Running an empty for-loop with large numbers of iterations, I'm getting wildly different numbers in how long it takes to run:
public static class Program
{
static void Main()
{
var sw = new Stopwatch();
sw.Start();
for (var i = 0; i < 1000000000; ++i)
{
}
sw.Stop();
Console.WriteLine(sw.ElapsedMilliseconds);
}
}
The above will run in around 200ms on my machine, but if I increase it to 1000000001, then it takes 4x as long! Then if I make it 1000000002, then it's down to 200ms again!
This seems to happen for an even number of iterations. If I go for (var i = 1; i < 1000000001
, (note starting at 1 instead of 0) then it's 200ms. Or if I do i <= 1000000001
(note less than or equal) then it's 200ms. Or (var i = 0; i < 2000000000; i += 2)
as well.
This appears only to be on x64, but on all .NET versions up to (at least) 4.0. Also it appears only when in release mode with debugger detached.
UPDATE I was thinking that this was likely due to some clever bit shifting in the jit, but the following seems to disprove that: if you do something like create an object inside that loop, then that takes about 4x as long too:
public static class Program
{
static void Main()
{
var sw = new Stopwatch();
sw.Start();
object o = null;
for (var i = 0; i < 1000000000; i++)
{
o = new object();
}
sw.Stop();
Console.WriteLine(o); // use o so the compiler won't optimize it out
Console.WriteLine(sw.ElapsedMilliseconds);
}
}
This takes around 1 second on my machine, but then increasing by 1 to 1000000001 it takes 4 seconds.

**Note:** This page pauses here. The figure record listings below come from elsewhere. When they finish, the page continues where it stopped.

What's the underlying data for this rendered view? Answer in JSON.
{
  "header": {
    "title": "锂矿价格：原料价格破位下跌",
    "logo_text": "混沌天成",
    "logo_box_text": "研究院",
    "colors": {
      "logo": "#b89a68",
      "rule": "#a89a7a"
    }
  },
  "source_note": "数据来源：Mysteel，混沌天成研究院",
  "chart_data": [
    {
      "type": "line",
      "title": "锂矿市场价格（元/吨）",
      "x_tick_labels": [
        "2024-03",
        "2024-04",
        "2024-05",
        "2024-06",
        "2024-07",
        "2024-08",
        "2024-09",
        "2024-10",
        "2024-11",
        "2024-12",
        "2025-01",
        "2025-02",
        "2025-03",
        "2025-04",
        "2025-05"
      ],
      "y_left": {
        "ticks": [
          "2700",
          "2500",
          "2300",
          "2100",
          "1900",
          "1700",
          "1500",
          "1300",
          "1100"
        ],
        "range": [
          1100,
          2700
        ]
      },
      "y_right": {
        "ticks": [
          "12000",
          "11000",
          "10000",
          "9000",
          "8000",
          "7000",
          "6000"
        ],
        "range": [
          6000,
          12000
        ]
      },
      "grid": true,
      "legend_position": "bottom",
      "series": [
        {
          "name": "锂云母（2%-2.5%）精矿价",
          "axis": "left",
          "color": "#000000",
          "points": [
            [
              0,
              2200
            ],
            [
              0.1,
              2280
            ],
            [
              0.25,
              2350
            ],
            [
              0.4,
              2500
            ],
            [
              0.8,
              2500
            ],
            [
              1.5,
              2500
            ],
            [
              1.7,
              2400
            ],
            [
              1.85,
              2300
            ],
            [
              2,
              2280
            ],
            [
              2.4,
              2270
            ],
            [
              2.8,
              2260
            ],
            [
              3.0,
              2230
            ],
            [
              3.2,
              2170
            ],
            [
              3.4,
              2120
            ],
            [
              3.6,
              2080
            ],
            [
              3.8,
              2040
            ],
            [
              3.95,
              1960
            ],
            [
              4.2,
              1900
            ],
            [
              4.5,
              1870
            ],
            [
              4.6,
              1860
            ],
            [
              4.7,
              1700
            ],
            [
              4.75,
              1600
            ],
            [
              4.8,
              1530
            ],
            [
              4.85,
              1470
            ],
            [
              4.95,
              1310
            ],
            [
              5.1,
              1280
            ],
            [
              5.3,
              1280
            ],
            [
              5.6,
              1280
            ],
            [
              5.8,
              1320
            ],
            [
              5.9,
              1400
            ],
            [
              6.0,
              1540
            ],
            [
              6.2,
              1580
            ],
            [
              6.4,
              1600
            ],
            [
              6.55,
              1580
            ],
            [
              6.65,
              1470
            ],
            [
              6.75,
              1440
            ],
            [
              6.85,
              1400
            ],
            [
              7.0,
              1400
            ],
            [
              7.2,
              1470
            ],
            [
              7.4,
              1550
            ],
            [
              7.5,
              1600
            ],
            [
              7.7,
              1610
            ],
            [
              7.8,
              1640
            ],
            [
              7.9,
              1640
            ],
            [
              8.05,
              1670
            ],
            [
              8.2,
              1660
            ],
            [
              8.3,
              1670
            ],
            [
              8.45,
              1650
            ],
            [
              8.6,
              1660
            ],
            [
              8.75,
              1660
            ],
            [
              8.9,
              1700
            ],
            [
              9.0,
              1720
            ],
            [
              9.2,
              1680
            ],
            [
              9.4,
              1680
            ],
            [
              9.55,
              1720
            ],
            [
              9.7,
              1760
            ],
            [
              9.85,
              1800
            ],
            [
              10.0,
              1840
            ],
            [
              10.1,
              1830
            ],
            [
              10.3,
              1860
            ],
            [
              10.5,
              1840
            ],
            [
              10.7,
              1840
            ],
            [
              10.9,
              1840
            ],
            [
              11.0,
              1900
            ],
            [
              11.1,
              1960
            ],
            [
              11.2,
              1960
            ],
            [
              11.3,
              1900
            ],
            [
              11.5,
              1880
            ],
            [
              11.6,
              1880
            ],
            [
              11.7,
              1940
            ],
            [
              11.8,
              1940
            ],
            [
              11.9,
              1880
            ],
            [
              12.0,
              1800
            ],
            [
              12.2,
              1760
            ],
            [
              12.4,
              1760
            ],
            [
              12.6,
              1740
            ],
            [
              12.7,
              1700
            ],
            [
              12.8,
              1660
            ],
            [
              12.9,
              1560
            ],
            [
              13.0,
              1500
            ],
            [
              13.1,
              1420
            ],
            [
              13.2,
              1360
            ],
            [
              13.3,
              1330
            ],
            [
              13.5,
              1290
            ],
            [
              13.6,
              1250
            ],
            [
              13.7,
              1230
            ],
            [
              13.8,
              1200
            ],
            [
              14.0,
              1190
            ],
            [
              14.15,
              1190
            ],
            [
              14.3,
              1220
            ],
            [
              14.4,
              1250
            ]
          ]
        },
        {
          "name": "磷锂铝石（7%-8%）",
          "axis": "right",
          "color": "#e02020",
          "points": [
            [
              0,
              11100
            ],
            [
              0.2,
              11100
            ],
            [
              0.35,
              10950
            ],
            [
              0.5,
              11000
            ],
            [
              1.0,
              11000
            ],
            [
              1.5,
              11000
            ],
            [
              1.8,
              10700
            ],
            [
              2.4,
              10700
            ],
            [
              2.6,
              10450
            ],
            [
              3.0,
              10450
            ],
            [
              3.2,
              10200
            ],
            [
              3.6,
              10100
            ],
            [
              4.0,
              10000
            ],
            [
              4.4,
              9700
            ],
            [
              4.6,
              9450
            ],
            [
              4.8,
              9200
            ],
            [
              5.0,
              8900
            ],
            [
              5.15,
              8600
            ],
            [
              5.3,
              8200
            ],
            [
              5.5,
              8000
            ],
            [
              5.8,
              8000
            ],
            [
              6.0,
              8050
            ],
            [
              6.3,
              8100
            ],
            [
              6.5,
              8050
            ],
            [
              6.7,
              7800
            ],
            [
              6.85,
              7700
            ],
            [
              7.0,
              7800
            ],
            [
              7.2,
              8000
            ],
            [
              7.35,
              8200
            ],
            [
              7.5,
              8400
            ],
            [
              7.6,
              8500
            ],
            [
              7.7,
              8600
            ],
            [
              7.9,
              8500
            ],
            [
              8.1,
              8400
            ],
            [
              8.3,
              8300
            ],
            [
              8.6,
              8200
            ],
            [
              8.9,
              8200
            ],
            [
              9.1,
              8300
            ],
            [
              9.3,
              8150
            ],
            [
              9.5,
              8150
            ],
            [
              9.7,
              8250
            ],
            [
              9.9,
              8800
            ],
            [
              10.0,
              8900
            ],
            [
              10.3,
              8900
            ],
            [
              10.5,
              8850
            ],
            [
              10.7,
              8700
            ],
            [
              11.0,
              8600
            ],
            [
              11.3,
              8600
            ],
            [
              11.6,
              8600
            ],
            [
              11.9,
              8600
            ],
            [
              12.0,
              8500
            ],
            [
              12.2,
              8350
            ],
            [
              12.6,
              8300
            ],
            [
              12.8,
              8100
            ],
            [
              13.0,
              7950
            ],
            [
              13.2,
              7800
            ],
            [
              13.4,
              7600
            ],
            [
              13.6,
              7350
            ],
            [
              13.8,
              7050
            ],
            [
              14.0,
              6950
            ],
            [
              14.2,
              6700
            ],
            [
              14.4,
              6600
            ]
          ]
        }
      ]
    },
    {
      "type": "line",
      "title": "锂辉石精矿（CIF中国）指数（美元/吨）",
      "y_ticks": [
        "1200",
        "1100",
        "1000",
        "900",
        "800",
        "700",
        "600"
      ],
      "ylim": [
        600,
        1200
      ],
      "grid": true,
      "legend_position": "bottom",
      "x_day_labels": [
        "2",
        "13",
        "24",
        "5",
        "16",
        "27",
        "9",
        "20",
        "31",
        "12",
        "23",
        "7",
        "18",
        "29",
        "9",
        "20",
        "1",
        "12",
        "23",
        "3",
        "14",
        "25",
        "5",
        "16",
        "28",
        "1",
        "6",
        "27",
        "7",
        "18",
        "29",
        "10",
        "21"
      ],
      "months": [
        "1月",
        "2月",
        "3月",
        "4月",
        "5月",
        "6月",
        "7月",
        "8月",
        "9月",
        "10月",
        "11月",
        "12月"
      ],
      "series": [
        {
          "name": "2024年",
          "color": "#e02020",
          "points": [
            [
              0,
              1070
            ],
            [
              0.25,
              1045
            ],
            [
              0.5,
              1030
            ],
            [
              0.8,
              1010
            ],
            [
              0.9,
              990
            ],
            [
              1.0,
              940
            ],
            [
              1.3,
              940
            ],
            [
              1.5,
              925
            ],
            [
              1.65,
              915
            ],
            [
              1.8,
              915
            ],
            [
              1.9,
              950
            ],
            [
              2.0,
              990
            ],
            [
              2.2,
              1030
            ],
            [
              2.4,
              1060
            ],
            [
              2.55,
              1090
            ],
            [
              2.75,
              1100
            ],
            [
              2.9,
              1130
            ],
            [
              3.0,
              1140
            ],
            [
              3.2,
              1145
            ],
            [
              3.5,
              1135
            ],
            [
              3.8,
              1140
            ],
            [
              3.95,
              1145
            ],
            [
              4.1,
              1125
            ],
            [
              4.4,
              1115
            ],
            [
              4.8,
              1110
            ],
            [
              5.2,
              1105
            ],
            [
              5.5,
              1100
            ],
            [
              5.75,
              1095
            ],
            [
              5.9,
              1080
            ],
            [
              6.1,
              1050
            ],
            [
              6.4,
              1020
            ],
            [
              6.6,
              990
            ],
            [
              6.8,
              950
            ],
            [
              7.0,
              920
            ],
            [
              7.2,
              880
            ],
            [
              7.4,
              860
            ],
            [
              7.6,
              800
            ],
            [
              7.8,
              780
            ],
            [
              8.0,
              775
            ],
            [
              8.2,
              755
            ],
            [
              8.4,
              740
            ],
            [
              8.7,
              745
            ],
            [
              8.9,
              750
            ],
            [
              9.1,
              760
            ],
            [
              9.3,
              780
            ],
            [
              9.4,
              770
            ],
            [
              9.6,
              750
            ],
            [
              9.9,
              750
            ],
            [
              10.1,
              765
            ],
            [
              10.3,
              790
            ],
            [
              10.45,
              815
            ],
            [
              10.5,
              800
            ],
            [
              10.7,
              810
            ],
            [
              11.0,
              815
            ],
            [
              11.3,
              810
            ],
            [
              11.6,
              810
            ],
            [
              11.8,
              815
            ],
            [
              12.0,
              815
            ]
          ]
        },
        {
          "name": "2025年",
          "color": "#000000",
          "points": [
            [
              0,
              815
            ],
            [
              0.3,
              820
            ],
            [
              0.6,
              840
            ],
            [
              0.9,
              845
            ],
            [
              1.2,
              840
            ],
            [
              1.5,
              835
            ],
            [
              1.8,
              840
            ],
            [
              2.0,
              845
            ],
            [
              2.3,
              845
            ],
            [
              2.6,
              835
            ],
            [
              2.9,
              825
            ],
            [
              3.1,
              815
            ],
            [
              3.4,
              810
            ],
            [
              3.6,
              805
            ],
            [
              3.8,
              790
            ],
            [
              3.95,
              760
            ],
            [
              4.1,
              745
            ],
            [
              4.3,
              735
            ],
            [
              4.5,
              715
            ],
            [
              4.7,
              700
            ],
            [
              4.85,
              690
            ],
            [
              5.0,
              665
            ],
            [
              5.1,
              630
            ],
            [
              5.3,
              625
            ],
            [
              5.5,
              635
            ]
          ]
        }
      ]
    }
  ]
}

That's an extra 3000ms, so it couldn't really be due to bit shifting, as that would have shown up as a 3000ms difference in the original problem too.
Well here are the disassemblies:
00000031 xor eax,eax
for (var i = 0; i < 1000000001; ++i)
00000033 inc eax
00000035 cmp eax,3B9ACA01h
0000003a jl 0000000000000033
0000003c movzx eax,byte ptr [rbx+18h]
00000040 test eax,eax
00000042 je 0000000000000073
And
00000031 xor eax,eax
for (var i = 0; i < 1000000000; ++i)
00000033 add eax,4
00000036 cmp eax,3B9ACA00h
0000003b jl 0000000000000033
0000003d movzx eax,byte ptr [rbx+18h]
00000041 test eax,eax
00000043 je 0000000000000074
The only difference I see is that in the even loop, the loop index is incremented by 4 at a time (add eax 4
) instead of 1 at a time (inc eax
) so it finishes the loop 4x faster because of that.
This is just speculation but I believe it is unrolling the loop by a factor of 4. So it places the body 4 times inside the loop and just increments 4 times faster. But because the body is empty, empty body times 4 is still empty, you gain much bigger gain than you would expect from loop unrolling.